Thursday 19th of September – First meeting – City tour and visiting Kauppahalli
After school we met at Koskipuisto. And there we have our first Finnish word: puisto (park). We started off with a city walk and because Matti has been living here for 8 years, he knows a lot about the city and its history. He told about the old factory buildings, for example the Tampella building where they used to make heavy industry machines like locomotives. When we were walking we could already see some leaves that were turning yellow and red, and in Finnish there is a word for this: Ruska.
After this we went to the Kauppahalli (market hall). We strolled through the market and looked at the products in the stalls. We saw stalls that had liha (meat) and kala (fish) and we had a look at all the fresh fruits and vegetables. They sold some small Finnish omenat (apples), Matti told us that a lot of people have their own fruit tree in their garden, but because there’s so much fruit coming from these trees, people sometimes put a bucket of apples at their house so people can take some if they want.

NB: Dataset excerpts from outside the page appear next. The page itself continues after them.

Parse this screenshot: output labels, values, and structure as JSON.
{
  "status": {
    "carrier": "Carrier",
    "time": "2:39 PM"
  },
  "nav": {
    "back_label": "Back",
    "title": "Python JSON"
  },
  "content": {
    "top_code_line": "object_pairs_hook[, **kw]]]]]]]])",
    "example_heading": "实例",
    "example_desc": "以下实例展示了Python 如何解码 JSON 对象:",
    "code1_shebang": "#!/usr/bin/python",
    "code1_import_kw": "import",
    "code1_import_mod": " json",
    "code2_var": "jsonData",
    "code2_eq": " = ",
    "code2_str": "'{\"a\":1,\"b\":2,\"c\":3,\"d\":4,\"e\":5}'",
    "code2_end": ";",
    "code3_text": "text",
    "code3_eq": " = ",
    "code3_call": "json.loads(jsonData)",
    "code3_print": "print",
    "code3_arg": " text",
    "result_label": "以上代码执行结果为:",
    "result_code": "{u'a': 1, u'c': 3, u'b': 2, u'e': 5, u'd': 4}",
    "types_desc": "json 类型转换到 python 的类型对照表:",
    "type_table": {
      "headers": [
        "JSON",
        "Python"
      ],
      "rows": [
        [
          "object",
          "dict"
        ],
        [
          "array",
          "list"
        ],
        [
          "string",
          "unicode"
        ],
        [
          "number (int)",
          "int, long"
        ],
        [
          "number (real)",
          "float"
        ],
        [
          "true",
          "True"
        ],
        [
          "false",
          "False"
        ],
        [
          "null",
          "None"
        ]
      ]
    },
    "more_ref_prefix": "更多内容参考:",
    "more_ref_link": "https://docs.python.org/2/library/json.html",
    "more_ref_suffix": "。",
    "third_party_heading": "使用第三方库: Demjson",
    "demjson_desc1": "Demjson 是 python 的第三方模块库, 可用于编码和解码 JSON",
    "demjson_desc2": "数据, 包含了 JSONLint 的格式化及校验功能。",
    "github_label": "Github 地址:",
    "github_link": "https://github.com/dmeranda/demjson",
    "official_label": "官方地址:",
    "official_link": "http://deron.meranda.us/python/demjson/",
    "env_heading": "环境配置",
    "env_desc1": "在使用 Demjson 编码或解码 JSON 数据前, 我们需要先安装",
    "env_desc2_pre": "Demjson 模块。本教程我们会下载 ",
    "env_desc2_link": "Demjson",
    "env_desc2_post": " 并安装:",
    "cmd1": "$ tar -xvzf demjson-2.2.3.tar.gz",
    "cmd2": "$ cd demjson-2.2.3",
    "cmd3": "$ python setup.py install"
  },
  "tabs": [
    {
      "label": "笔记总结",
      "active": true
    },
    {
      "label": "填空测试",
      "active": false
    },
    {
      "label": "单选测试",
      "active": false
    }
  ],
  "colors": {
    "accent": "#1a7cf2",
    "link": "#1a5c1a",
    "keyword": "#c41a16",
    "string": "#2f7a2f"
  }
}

Matti was talking to the woman behind the counter from the fruit and vegetable stand and when we we’re leaving she said ‘kiitti!’. Apparently this means ‘thanks’, a little bit more casual than ‘kiitos’. Matti then also taught us the translation for ‘you’re welcome’ which is ‘ole hyvä’. These were some basic words that I wanted to learn, so It’s nice that I can start using these. I also found out that pronunciation is often not very hard because it’s pronounced exactly as it’s written. But remembering all these new words will be challenging. Finnish is very different from Dutch and there are very few similarities. Other languages from this area like Swedish and Norwegian are often easier to understand because it has some similarities. However, Finnish is apparently a very logical language but I think I first have to learn more about it to see the logic in it.
We bought some pastries at one of the many bakeries and sat down. We talked about some differences that Hollie and I experienced while staying in Finland. For example, how popular the summer cottages are in Finland and that almost every family one owns. How convenient the drying racks above the sink are, and about the overalls that the students wear. Apparently when two people are in a relationship, they both cut of one of the legs of the overall and then sew it to the overall from the other person.
We then continued our walk through the city but unfortunately it started raining. But it was nice exploring the city today and learn some new Finnish words.